Given at Westminster Cathedral at the Red Mass on Tuesday 1st October 2019.
‘I can’t understand why you go and visit people in prison. They’ve done such awful things.’ That’s what my barber says to me every January. The conversation is always the same.
‘What did you do on Christmas Day?’, he asks. I tell him I went to celebrate Mass in prison.
‘Why?’, he asks.
‘Because I feel sorry for the prisoners.’
Pope Francis too has always felt sorry for prisoners. It was touching to hear that affirmed in the BBC documentary last month on the Vatican, where he said he has always been attracted to prisons, all his priestly life. I was thinking of Pope Francis as I prepared to celebrate Mass in Holloway one Christmas. I told the women how much the Holy Father would be thinking of them today; how he says, ‘Every time I walk past prison walls, I tell myself, “It could have been me; it could have been me on the other side of that wall.”’ And they burst into long applause and wolf-whistling.
Even in their continued incarceration, they received from his message something of the liberation we hear promised today by God on the lips of the prophet Isaiah, the freedom to rejoice in God’s mercy.
Nothing speaks more loudly of that mercy than when Pope Francis goes into prison on Maundy Thursday to do what Jesus did, to wash prisoners’ feet. Every Maundy Thursday, I find myself thinking, ‘What must have been the look in Jesus’s face when he came to wash the feet of Judas?’ It must surely have been a look which said, ‘Judas, whatever you do to me, know that I forgive you.’
It must be the same look of mercy that every prisoner receives when Pope Francis washes and kisses his feet.
It’s striking to note that ‘mercy’ is the word Pope Francis has spoken more than any other these six years he has been Pope.
He’s at pains to help each of us to understand that, as long as we live, we still have a last chance, that mercy is being given a last chance.
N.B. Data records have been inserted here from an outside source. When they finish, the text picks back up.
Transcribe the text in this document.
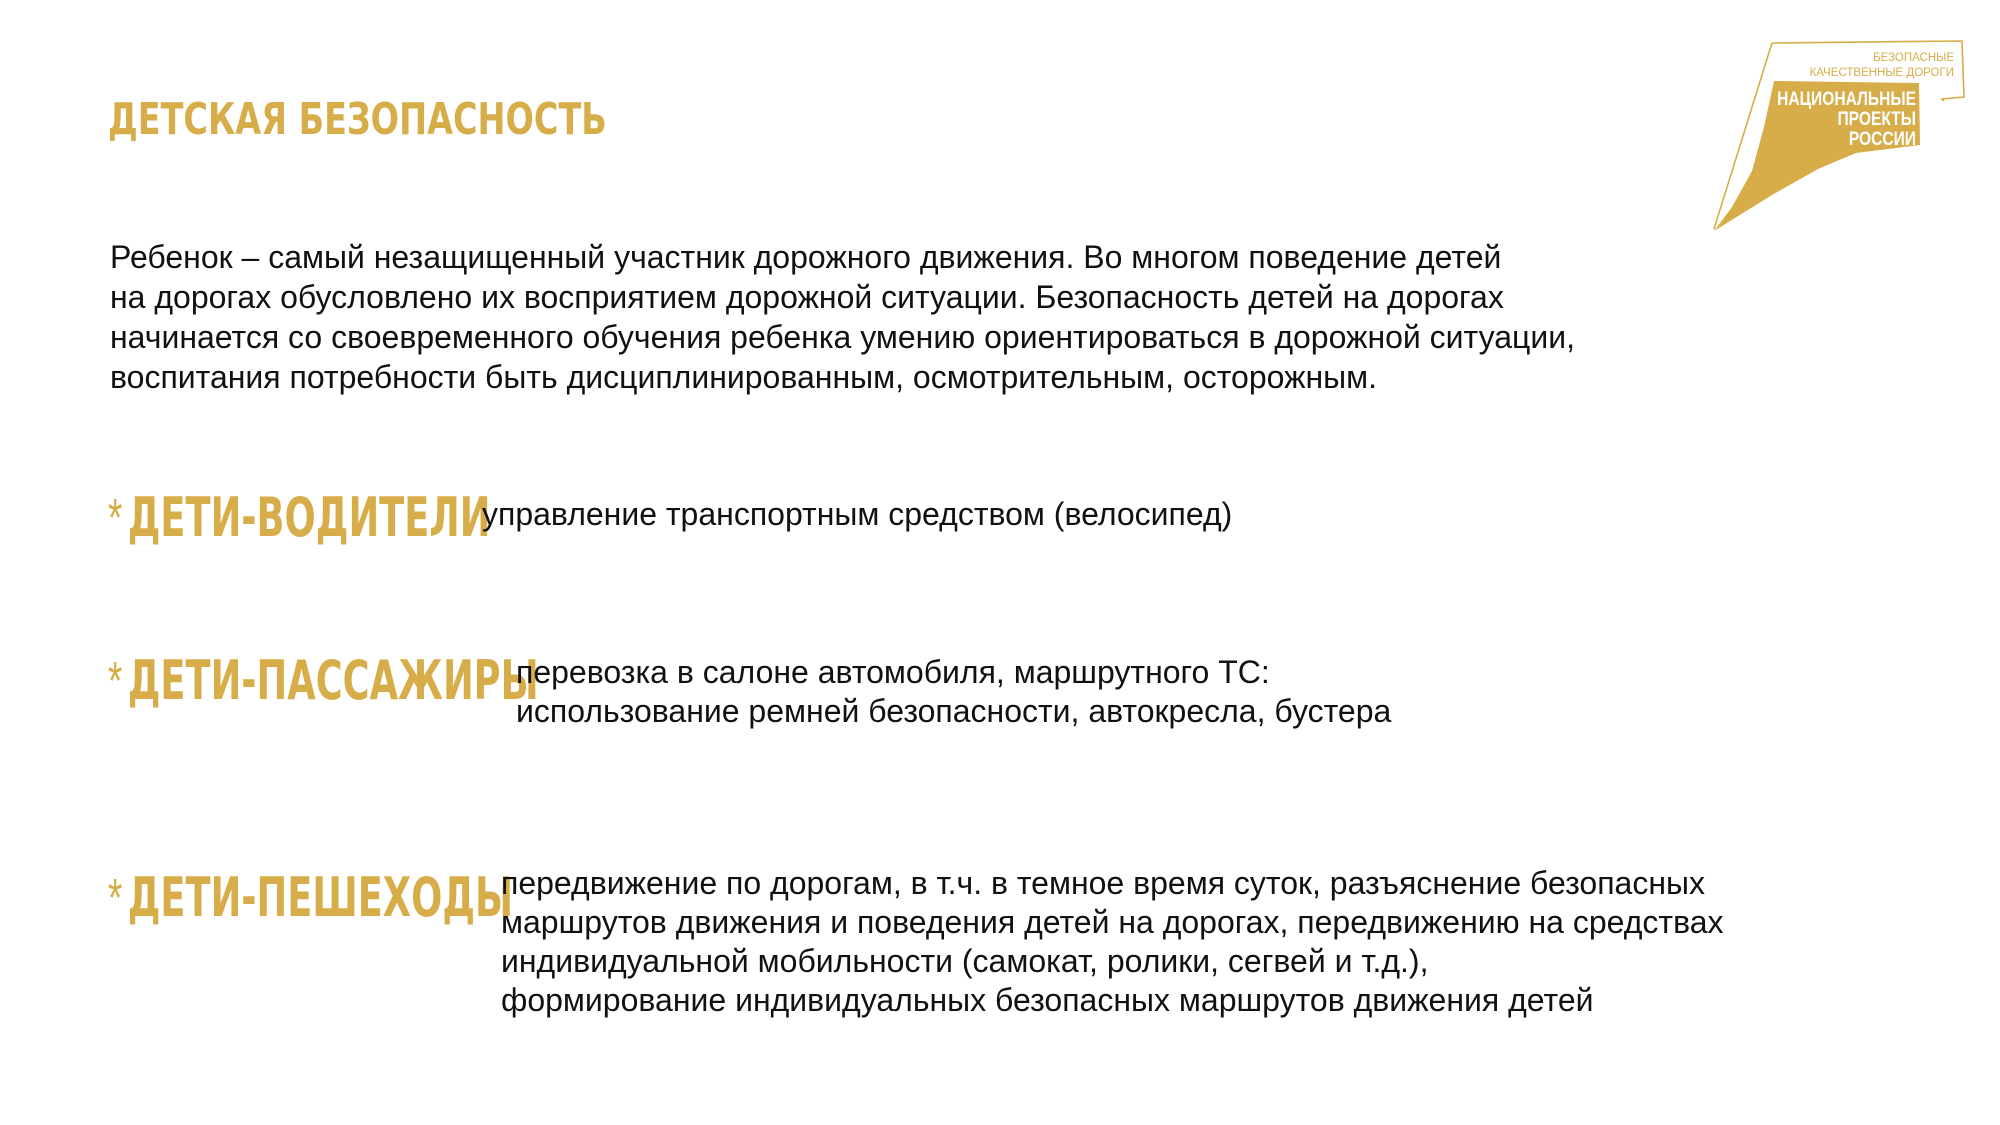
ДЕТСКАЯ БЕЗОПАСНОСТЬ

Ребенок – самый незащищенный участник дорожного движения. Во многом поведение детей
на дорогах обусловлено их восприятием дорожной ситуации. Безопасность детей на дорогах
начинается со своевременного обучения ребенка умению ориентироваться в дорожной ситуации,
воспитания потребности быть дисциплинированным, осмотрительным, осторожным.

* ДЕТИ-ВОДИТЕЛИ

управление транспортным средством (велосипед)

* ДЕТИ-ПАССАЖИРЫ

перевозка в салоне автомобиля, маршрутного ТС:
использование ремней безопасности, автокресла, бустера

* ДЕТИ-ПЕШЕХОДЫ

передвижение по дорогам, в т.ч. в темное время суток, разъяснение безопасных
маршрутов движения и поведения детей на дорогах, передвижению на средствах
индивидуальной мобильности (самокат, ролики, сегвей и т.д.),
формирование индивидуальных безопасных маршрутов движения детей

БЕЗОПАСНЫЕ
КАЧЕСТВЕННЫЕ ДОРОГИ
НАЦИОНАЛЬНЫЕ
ПРОЕКТЫ
РОССИИ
And we should understand what seem to be Jesus’s most judgmental sayings to be, in fact, an act of mercy.
So it is that, when Jesus tells us how the Son of Man will come to divide the sheep from the goats, saying to those on one side of him, ‘I was hungry and you gave me food’, to those on the other side, ‘I was hungry and you gave me no food’, he’s being not so much judgmental as merciful towards us.
He’s saying it’s not too late, it’s never too late to repent and to start showing mercy yourself, until it’s too late.
We celebrate today someone who really understood God’s mercy.
I mean St. Thérèse of Lisieux, whose feast it is today. Her Little Way is sometimes mistaken for a childish way. But the reason she’s a Doctor of the Church is that she understood Jesus’s saying, ‘Become like little children’, to be a call not to be infantile at all but a call rather to the deepest, most adult trust in God’s mercy. Nothing captures this better than her correspondence with the young Fr Maurice.
Sr Therese was in the last months of her life when she was asked to correspond with a young missionary by the name of Maurice.
You can read for yourself her beautiful letters to him in ‘Maurice and Therese: The Story of a Love’. As the life is draining out of her, Therese tells Maurice that she will soon be going to God; that she’s left him certain precious items, like her crucifix; and that she will remember him before the Throne of Mercy. She believed it would be their last communication.
But Maurice can’t help himself writing one more letter in which he expresses all the anxiety that is within him. ‘What I find most difficult to bear’, he writes, ‘is the thought that you will see from heaven just how bad I really am; what a sinner I’ve been; what a poor priest I make.’ By this time Therese is bed-ridden. But she makes one more supreme effort to raise herself and write a last letter in which she addresses him in the most tender way, saying, ‘Dearest Maurice, you mustn’t feel such anguish in your heart; you have rather to believe that, when I’m in heaven, I shall be given eyes to look on you with all the compassion that is in the Father’s heart.’ ‘I shall share with you in the infinite mercy of the Lord.’
Our thoughts are very much with another holy man, Blessed John Henry Newman, anticipating as we are his Canonisation in two weeks’ time. For me his greatest work was, ‘The Dream of Gerontius’, because it’s all about mercy. Gerontius has died and is being borne up to heaven by his guardian angel. He asks to see God. The angel takes him to the outer edge of God’s presence. In an instant, Gerontius knows his need for repentance. ‘Take me away!’ he cries. And his angel takes him to a place of soft light and gentle sounds. The angel tells him, ‘Now you are in purgatory; and here you will prepare yourself to come fully into God’s presence. I myself will return to take you there. Meanwhile, the prayers of your loved ones and Masses offered for you on earth will help and comfort you.’ What a comfort. What a call. The call to start being merciful ourselves during our life on earth. For, of course, it is the merciful who shall have mercy shown them.